From 2012 to 2017, the NFHA and several housing discrimination organizations filed HUD administrative complaints against a number of banks, including Wells Fargo, Bank of America, Fannie Mae, Deutsche Bank, Ocwen Financial Corporation and Altisource Portfolio Solutions for the unequal treatment of REO properties in communities of color in metropolitan areas across the country.

“As the 2018 Trends Report shows, we must put an end to the many institutionalized barriers that prevent too many families in this country from fair access to housing,” Lisa Rice, president and CEO of the NFHA, said in a statement.

“We must commit to making every neighborhood a place of opportunity for its residents and to making all communities open to all people, regardless of race, national origin, disability or other protected status. It has been 50 years, and the Fair Housing Act still has not been fully implemented. We cannot build a thriving society as long as our nation is plagued by discrimination, segregation and severe economic inequality.”

Attacks on the Fair Housing Act

Finally, the report found that there have been a significant number of recent actions that “threaten the viability of the Fair Housing Act and inhibit the ability of our nation to address discrimination and promote inclusive communities, to the detriment of millions of individuals and families and to neighborhoods throughout the nation.”

In 2015, HUD issued the Affirmatively Furthering Fair Housing (AFFH) to fulfill an unmet mandate of the original Fair Housing Act by requiring any community receiving block-grant funding from HUD to complete a comprehensive Assessment of Fair Housing.

But in January 2018, HUD then issued a notice delaying the submission date for the fair housing plans required and suspended the rule until at least 2024. HUD said the suspension allows communities to have more time to address the ruling.

The NFHA reports that the 2015 rule was a “far superior system” for getting HUD grantees to assess and dismantle segregation.

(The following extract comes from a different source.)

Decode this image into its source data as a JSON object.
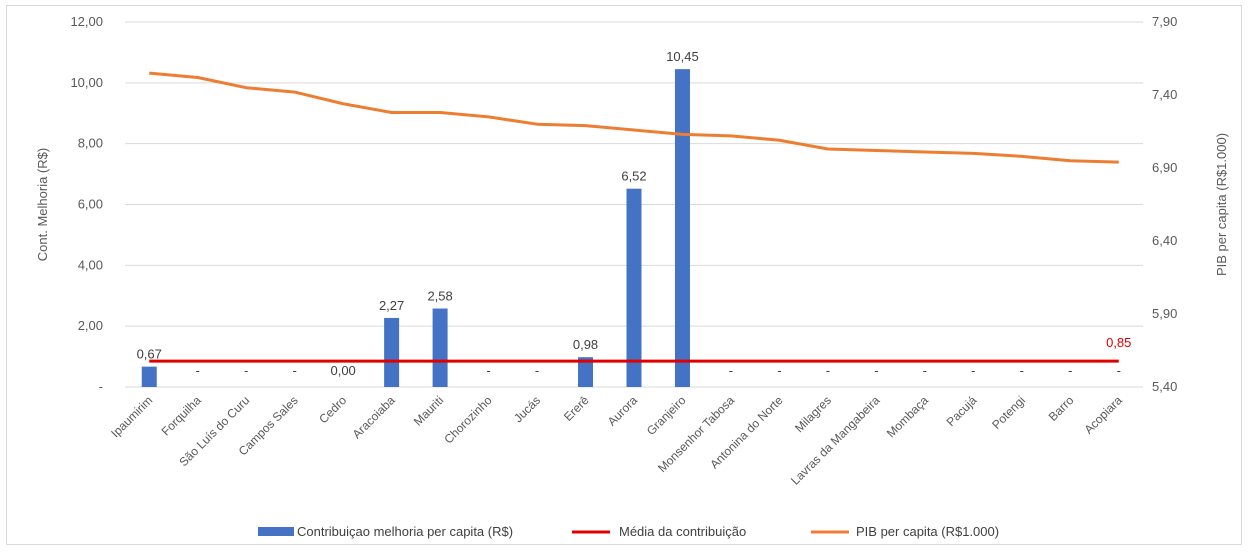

With the suspension of the AFFH rule, all of this is lost and the prospect that jurisdictions will make discernable progress toward meeting fair housing goals, or that HUD will take effective steps to hold them accountable for fulfilling their statutory fair housing obligations, is diminished.

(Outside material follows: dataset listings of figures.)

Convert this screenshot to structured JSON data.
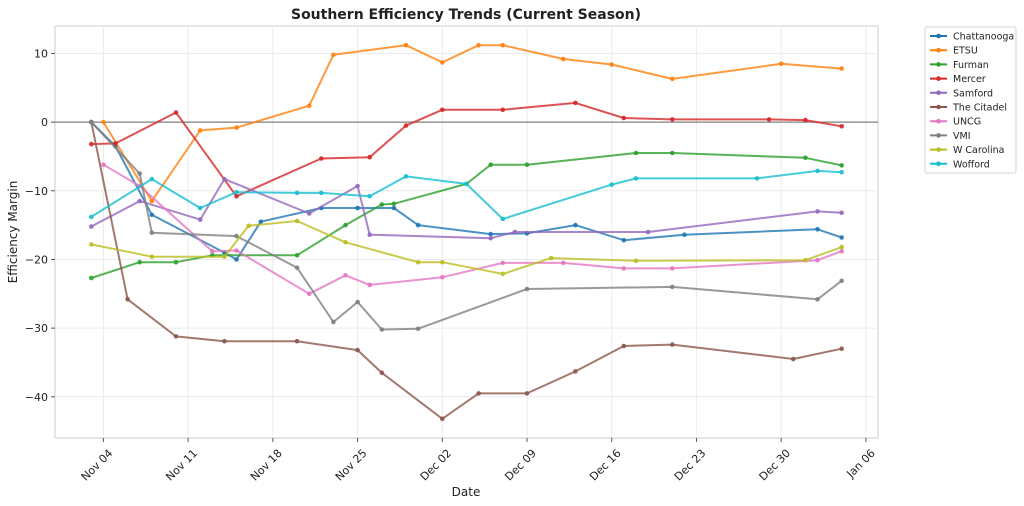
{
  "chart_data": {
    "type": "line",
    "title": "Southern Efficiency Trends (Current Season)",
    "xlabel": "Date",
    "ylabel": "Efficiency Margin",
    "xlim": [
      "2023-10-31",
      "2024-01-07"
    ],
    "ylim": [
      -46,
      14
    ],
    "x_ticks": [
      {
        "date": "2023-11-04",
        "label": "Nov 04"
      },
      {
        "date": "2023-11-11",
        "label": "Nov 11"
      },
      {
        "date": "2023-11-18",
        "label": "Nov 18"
      },
      {
        "date": "2023-11-25",
        "label": "Nov 25"
      },
      {
        "date": "2023-12-02",
        "label": "Dec 02"
      },
      {
        "date": "2023-12-09",
        "label": "Dec 09"
      },
      {
        "date": "2023-12-16",
        "label": "Dec 16"
      },
      {
        "date": "2023-12-23",
        "label": "Dec 23"
      },
      {
        "date": "2023-12-30",
        "label": "Dec 30"
      },
      {
        "date": "2024-01-06",
        "label": "Jan 06"
      }
    ],
    "y_ticks": [
      10,
      0,
      -10,
      -20,
      -30,
      -40
    ],
    "reference_line": 0,
    "grid": true,
    "legend_position": "outside top-right",
    "series": [
      {
        "name": "Chattanooga",
        "color": "#1f77b4",
        "points": [
          [
            "2023-11-03",
            0
          ],
          [
            "2023-11-05",
            -3.5
          ],
          [
            "2023-11-08",
            -13.5
          ],
          [
            "2023-11-14",
            -19
          ],
          [
            "2023-11-15",
            -20
          ],
          [
            "2023-11-17",
            -14.5
          ],
          [
            "2023-11-22",
            -12.5
          ],
          [
            "2023-11-25",
            -12.5
          ],
          [
            "2023-11-28",
            -12.5
          ],
          [
            "2023-11-30",
            -15
          ],
          [
            "2023-12-06",
            -16.3
          ],
          [
            "2023-12-09",
            -16.2
          ],
          [
            "2023-12-13",
            -15
          ],
          [
            "2023-12-17",
            -17.2
          ],
          [
            "2023-12-22",
            -16.4
          ],
          [
            "2024-01-02",
            -15.6
          ],
          [
            "2024-01-04",
            -16.8
          ]
        ]
      },
      {
        "name": "ETSU",
        "color": "#ff7f0e",
        "points": [
          [
            "2023-11-04",
            0
          ],
          [
            "2023-11-08",
            -11.5
          ],
          [
            "2023-11-12",
            -1.2
          ],
          [
            "2023-11-15",
            -0.8
          ],
          [
            "2023-11-21",
            2.4
          ],
          [
            "2023-11-23",
            9.8
          ],
          [
            "2023-11-29",
            11.2
          ],
          [
            "2023-12-02",
            8.7
          ],
          [
            "2023-12-05",
            11.2
          ],
          [
            "2023-12-07",
            11.2
          ],
          [
            "2023-12-12",
            9.2
          ],
          [
            "2023-12-16",
            8.4
          ],
          [
            "2023-12-21",
            6.3
          ],
          [
            "2023-12-30",
            8.5
          ],
          [
            "2024-01-04",
            7.8
          ]
        ]
      },
      {
        "name": "Furman",
        "color": "#2ca02c",
        "points": [
          [
            "2023-11-03",
            -22.7
          ],
          [
            "2023-11-07",
            -20.4
          ],
          [
            "2023-11-10",
            -20.4
          ],
          [
            "2023-11-13",
            -19.4
          ],
          [
            "2023-11-20",
            -19.4
          ],
          [
            "2023-11-24",
            -15
          ],
          [
            "2023-11-27",
            -12
          ],
          [
            "2023-11-28",
            -11.9
          ],
          [
            "2023-12-04",
            -9
          ],
          [
            "2023-12-06",
            -6.2
          ],
          [
            "2023-12-09",
            -6.2
          ],
          [
            "2023-12-18",
            -4.5
          ],
          [
            "2023-12-21",
            -4.5
          ],
          [
            "2024-01-01",
            -5.2
          ],
          [
            "2024-01-04",
            -6.3
          ]
        ]
      },
      {
        "name": "Mercer",
        "color": "#d62728",
        "points": [
          [
            "2023-11-03",
            -3.2
          ],
          [
            "2023-11-05",
            -3.1
          ],
          [
            "2023-11-10",
            1.4
          ],
          [
            "2023-11-15",
            -10.8
          ],
          [
            "2023-11-22",
            -5.3
          ],
          [
            "2023-11-26",
            -5.1
          ],
          [
            "2023-11-29",
            -0.5
          ],
          [
            "2023-12-02",
            1.8
          ],
          [
            "2023-12-07",
            1.8
          ],
          [
            "2023-12-13",
            2.8
          ],
          [
            "2023-12-17",
            0.6
          ],
          [
            "2023-12-21",
            0.4
          ],
          [
            "2023-12-29",
            0.4
          ],
          [
            "2024-01-01",
            0.3
          ],
          [
            "2024-01-04",
            -0.6
          ]
        ]
      },
      {
        "name": "Samford",
        "color": "#9467bd",
        "points": [
          [
            "2023-11-03",
            -15.2
          ],
          [
            "2023-11-07",
            -11.5
          ],
          [
            "2023-11-12",
            -14.2
          ],
          [
            "2023-11-14",
            -8.3
          ],
          [
            "2023-11-21",
            -13.3
          ],
          [
            "2023-11-25",
            -9.3
          ],
          [
            "2023-11-26",
            -16.4
          ],
          [
            "2023-12-06",
            -16.9
          ],
          [
            "2023-12-08",
            -16
          ],
          [
            "2023-12-19",
            -16
          ],
          [
            "2024-01-02",
            -13
          ],
          [
            "2024-01-04",
            -13.2
          ]
        ]
      },
      {
        "name": "The Citadel",
        "color": "#8c564b",
        "points": [
          [
            "2023-11-03",
            0
          ],
          [
            "2023-11-06",
            -25.8
          ],
          [
            "2023-11-10",
            -31.2
          ],
          [
            "2023-11-14",
            -31.9
          ],
          [
            "2023-11-20",
            -31.9
          ],
          [
            "2023-11-25",
            -33.2
          ],
          [
            "2023-11-27",
            -36.5
          ],
          [
            "2023-12-02",
            -43.2
          ],
          [
            "2023-12-05",
            -39.5
          ],
          [
            "2023-12-09",
            -39.5
          ],
          [
            "2023-12-13",
            -36.3
          ],
          [
            "2023-12-17",
            -32.6
          ],
          [
            "2023-12-21",
            -32.4
          ],
          [
            "2023-12-31",
            -34.5
          ],
          [
            "2024-01-04",
            -33
          ]
        ]
      },
      {
        "name": "UNCG",
        "color": "#e377c2",
        "points": [
          [
            "2023-11-04",
            -6.2
          ],
          [
            "2023-11-07",
            -9.3
          ],
          [
            "2023-11-13",
            -18.8
          ],
          [
            "2023-11-15",
            -18.7
          ],
          [
            "2023-11-21",
            -25
          ],
          [
            "2023-11-24",
            -22.3
          ],
          [
            "2023-11-26",
            -23.7
          ],
          [
            "2023-11-26",
            -23.7
          ],
          [
            "2023-12-02",
            -22.6
          ],
          [
            "2023-12-07",
            -20.5
          ],
          [
            "2023-12-12",
            -20.5
          ],
          [
            "2023-12-17",
            -21.3
          ],
          [
            "2023-12-21",
            -21.3
          ],
          [
            "2024-01-02",
            -20.1
          ],
          [
            "2024-01-04",
            -18.8
          ]
        ]
      },
      {
        "name": "VMI",
        "color": "#7f7f7f",
        "points": [
          [
            "2023-11-03",
            0
          ],
          [
            "2023-11-07",
            -7.5
          ],
          [
            "2023-11-08",
            -16.1
          ],
          [
            "2023-11-15",
            -16.6
          ],
          [
            "2023-11-20",
            -21.2
          ],
          [
            "2023-11-23",
            -29.1
          ],
          [
            "2023-11-25",
            -26.2
          ],
          [
            "2023-11-27",
            -30.2
          ],
          [
            "2023-11-30",
            -30.1
          ],
          [
            "2023-12-09",
            -24.3
          ],
          [
            "2023-12-21",
            -24
          ],
          [
            "2024-01-02",
            -25.8
          ],
          [
            "2024-01-04",
            -23.1
          ]
        ]
      },
      {
        "name": "W Carolina",
        "color": "#bcbd22",
        "points": [
          [
            "2023-11-03",
            -17.8
          ],
          [
            "2023-11-08",
            -19.6
          ],
          [
            "2023-11-14",
            -19.6
          ],
          [
            "2023-11-16",
            -15.1
          ],
          [
            "2023-11-20",
            -14.4
          ],
          [
            "2023-11-24",
            -17.5
          ],
          [
            "2023-11-30",
            -20.4
          ],
          [
            "2023-12-02",
            -20.4
          ],
          [
            "2023-12-07",
            -22.1
          ],
          [
            "2023-12-11",
            -19.8
          ],
          [
            "2023-12-18",
            -20.2
          ],
          [
            "2024-01-01",
            -20.1
          ],
          [
            "2024-01-04",
            -18.2
          ]
        ]
      },
      {
        "name": "Wofford",
        "color": "#17becf",
        "points": [
          [
            "2023-11-03",
            -13.8
          ],
          [
            "2023-11-08",
            -8.3
          ],
          [
            "2023-11-12",
            -12.5
          ],
          [
            "2023-11-15",
            -10.2
          ],
          [
            "2023-11-20",
            -10.3
          ],
          [
            "2023-11-22",
            -10.3
          ],
          [
            "2023-11-26",
            -10.8
          ],
          [
            "2023-11-29",
            -7.9
          ],
          [
            "2023-12-04",
            -9
          ],
          [
            "2023-12-07",
            -14.1
          ],
          [
            "2023-12-16",
            -9.1
          ],
          [
            "2023-12-18",
            -8.2
          ],
          [
            "2023-12-28",
            -8.2
          ],
          [
            "2024-01-02",
            -7.1
          ],
          [
            "2024-01-04",
            -7.3
          ]
        ]
      }
    ]
  }
}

However, action is already being taken with a number of national housing groups — which currently includes the NFHA and the state of New York filing suit in the Federal District Court to reinstate the rule.

According to the New York Times, the groups want to ensure that residents around the country — especially those of black, Hispanic descent and those with low-incomes — are not put at risk or left behind in the event of a natural disaster. 

“We know that disasters have a disparate impact on the most vulnerable populations, especially communities of color,” Madison Sloan, director of Texas Appleseed’s Disaster Recovery & Fair Housing Project, another plaintiff in the lawsuit, said to the New York Times.

“Historically, segregation has forced these communities into the areas most vulnerable to natural disasters. We have to make sure we are rebuilding in a way that remedies, rather than perpetuates, these inequalities,” Rice said.